The regulations are clearly aimed at America’s so-called “FAANG” tech multinationals, including Facebook, Apple, Amazon, Netflix, and Google which are infamous for using tax-avoidance schemes, such as the infamous “Double Irish Flip.”
The “flip” involves the tech giants transferring their patents to an Irish subsidiary, EU’s lowest taxed jurisdiction, They then run sales though a subsidiary in a Dutch Caribbean tax haven to bleed off the profit; then use “transfer pricing” to sell the products back to the low-tax Irish subsidiary; and then close sales in any country at virtually no taxable profit. The EU banned the “flip” in 2015, but gave U.S. multinationals another 5 years to comply.

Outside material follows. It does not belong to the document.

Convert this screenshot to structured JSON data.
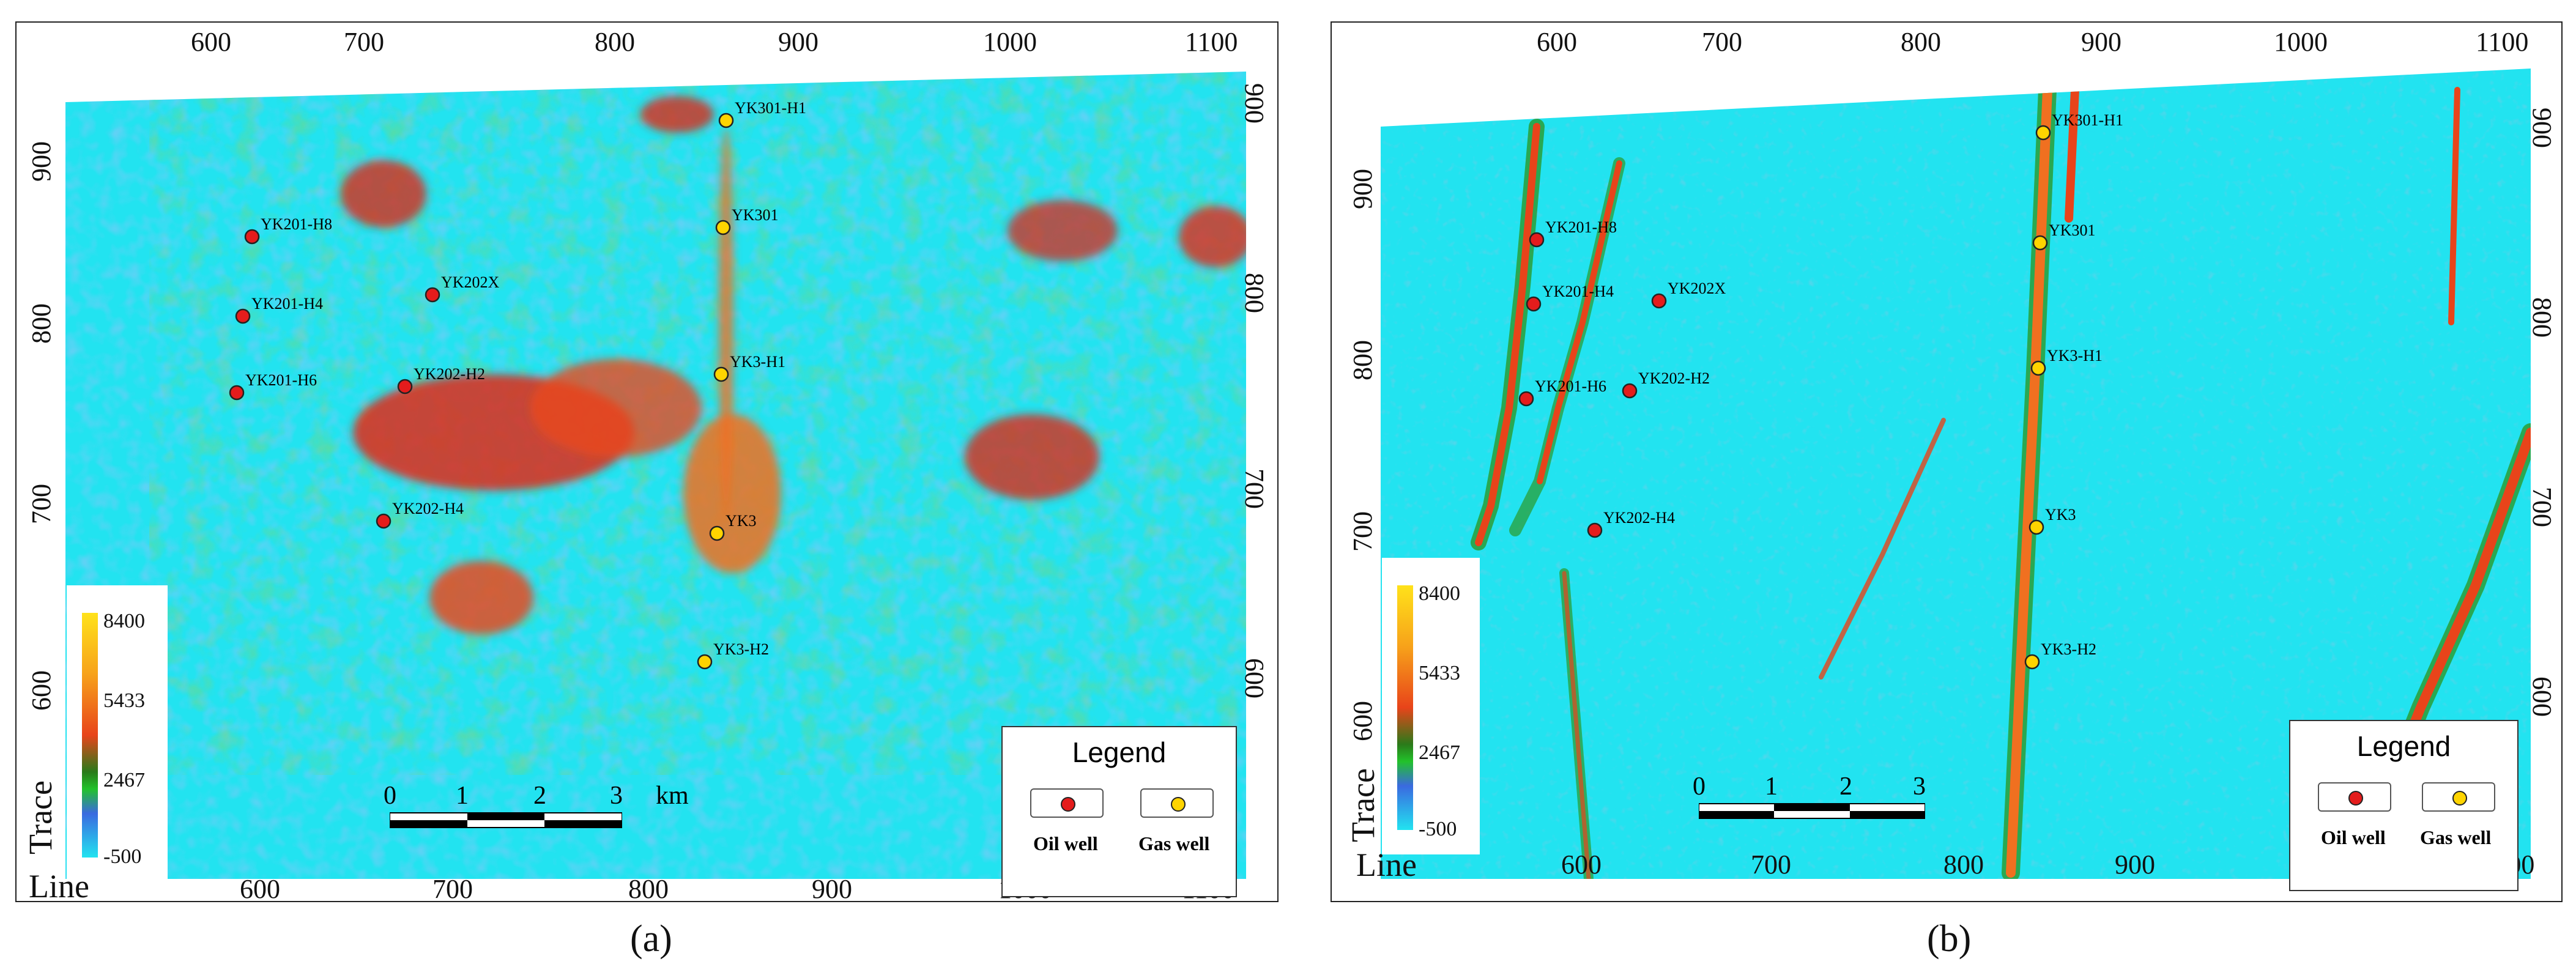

Although the exact figure for how much in taxes Apple has avoided in Ireland remains a secret, the U.S. Senate Permanent Subcommittee on Investigations revealed that Apple’s Irish subsidiary in 2011 paid just $10 million in taxes on $22 billion in pre-tax earnings. The puny tax rates Apple has paid in the U.S. and EU helps explain how the planet’s most profitable corporation amassed a $257 billion cash hoard.
Conservatives philosophically hate the idea of corporate taxes, because customers end up paying the taxes that are added to the price of purchased goods. But notoriously liberal Silicon Valley tech multinationals, such as Apple, have seemed to love high corporate tax rates — especially since they have not actually had to pay them.
Angry brick-and-mortar retailers across the European Union have been especially angered by Amazon.com’s explosive online European sales growth, which they blame on the higher prices “street level shops” have to pass through to their customers to pay property and corporate taxes.
German and French EU politicians are leading the effort with the 28 members of the European Union to establish a weighted average “equalization tax” rate of about 26.22 percent that would be charged on a company’s sales turnover in each nation.
German hard-left Green Party member Sven Giegold told Dow Jones News Service: “Public country-by-country reporting will make it much harder for multinational corporations to shop around for the lowest possible tax rate, and help bring illegal activity to light.”